Despite the discrepancy between the healing rate and the pooled success rate of non-operative treatment, it must be emphasized that the majority of the lesions do not progress over time from a radiological perspective nor showed development of osteoarthritis. The latter is an important fact in the provision of information to patients to manage their expectations.
This review has a number of strengths. First, this review was pre-registered in the PROSPERO database [
9]. It must also be stated that the thorough reference selection and quality assessment of the included studies can be considered strengths of the study. Moreover, to the best of our knowledge, this is the first review summarizing different types of non-operative management including its clinical and radiological outcomes. As such, the clinical relevance of the present study entails that the summary of a comprehensive overview of the different types of non-operative treatment modalities including their clinical- and radiological outcomes will aid and improve the decision-making process.

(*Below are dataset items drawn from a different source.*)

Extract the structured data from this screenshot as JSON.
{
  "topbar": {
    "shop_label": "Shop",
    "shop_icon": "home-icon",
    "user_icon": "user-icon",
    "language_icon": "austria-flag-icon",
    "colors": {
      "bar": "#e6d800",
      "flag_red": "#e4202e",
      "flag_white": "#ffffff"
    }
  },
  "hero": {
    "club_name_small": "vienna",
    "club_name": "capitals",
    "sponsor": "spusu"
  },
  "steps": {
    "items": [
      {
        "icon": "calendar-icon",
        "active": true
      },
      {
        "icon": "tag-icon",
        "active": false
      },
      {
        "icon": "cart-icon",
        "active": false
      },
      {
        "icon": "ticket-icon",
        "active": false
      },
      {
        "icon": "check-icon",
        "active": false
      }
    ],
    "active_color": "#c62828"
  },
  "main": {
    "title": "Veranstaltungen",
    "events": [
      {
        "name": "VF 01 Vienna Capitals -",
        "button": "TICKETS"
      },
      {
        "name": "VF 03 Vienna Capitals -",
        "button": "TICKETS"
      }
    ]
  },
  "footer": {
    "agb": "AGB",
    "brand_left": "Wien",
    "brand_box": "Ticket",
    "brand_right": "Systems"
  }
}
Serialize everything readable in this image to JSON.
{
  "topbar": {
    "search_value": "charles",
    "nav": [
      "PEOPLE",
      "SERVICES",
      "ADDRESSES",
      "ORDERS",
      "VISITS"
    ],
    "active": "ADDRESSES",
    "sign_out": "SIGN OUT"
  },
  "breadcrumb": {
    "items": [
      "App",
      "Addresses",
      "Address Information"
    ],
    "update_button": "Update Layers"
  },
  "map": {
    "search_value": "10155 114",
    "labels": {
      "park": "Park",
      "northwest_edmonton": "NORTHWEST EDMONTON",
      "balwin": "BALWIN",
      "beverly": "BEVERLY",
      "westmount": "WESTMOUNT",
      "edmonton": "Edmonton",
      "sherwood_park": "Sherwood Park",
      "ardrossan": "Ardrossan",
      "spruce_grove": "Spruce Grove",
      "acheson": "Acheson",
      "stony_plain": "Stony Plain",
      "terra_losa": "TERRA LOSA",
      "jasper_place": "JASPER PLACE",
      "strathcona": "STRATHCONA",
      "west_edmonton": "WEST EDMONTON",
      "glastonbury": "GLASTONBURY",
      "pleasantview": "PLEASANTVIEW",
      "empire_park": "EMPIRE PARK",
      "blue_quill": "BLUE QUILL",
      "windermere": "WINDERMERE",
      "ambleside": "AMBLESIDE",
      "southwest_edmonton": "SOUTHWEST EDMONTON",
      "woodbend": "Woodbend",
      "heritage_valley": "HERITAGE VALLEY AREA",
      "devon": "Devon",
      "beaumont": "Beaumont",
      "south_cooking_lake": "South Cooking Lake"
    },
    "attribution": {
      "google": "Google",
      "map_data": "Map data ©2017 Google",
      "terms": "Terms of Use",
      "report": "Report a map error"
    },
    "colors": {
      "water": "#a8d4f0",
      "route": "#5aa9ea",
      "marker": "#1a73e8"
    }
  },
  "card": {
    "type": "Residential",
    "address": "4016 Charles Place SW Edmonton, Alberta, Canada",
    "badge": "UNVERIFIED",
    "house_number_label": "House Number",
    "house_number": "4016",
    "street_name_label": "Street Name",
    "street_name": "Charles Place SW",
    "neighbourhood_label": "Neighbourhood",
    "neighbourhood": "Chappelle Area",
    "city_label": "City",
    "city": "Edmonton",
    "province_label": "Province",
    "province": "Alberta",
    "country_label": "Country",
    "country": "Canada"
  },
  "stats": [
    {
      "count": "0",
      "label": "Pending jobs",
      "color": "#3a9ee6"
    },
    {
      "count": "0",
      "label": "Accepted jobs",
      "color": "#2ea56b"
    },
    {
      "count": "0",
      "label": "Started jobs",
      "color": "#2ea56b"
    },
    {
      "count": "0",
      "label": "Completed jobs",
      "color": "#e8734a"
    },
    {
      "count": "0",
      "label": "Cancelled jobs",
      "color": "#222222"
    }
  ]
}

Besides its strengths, there were a number of limitations concerning the present review. The included studies were mostly retrospective in nature and published before 1990 causing a high heterogeneity among the studies in terms of success definition, included population, follow-up moments and indications. Due to this heterogeneity, results need to be interpreted with caution as there is a high chance of indication bias. One of the heterogeneous factors was the difference in the use of clinical outcomes. Clinical success was defined as good or excellent outcomes, or an AOFAS score > 80. However, “good’’ or “excellent’’ outcomes leaves space for interpretation. The following criteria were used in the included studies to classify the outcome of the treatment: conversion to surgery, Higuera classification [
16], clinical symptoms such as pain and functional results such as activity restrictions. It can be logically argued that such a wide range of definitions may lead to bias of the results. Secondly, different patient selections took place for the indication of conservative management introducing a potential selection bias. Additionally, it was found that 2% of the lesions were of non-primary (i.e., secondary or tertiary) nature, and, as, such, it is not expected that this may influence the outcomes of the present study.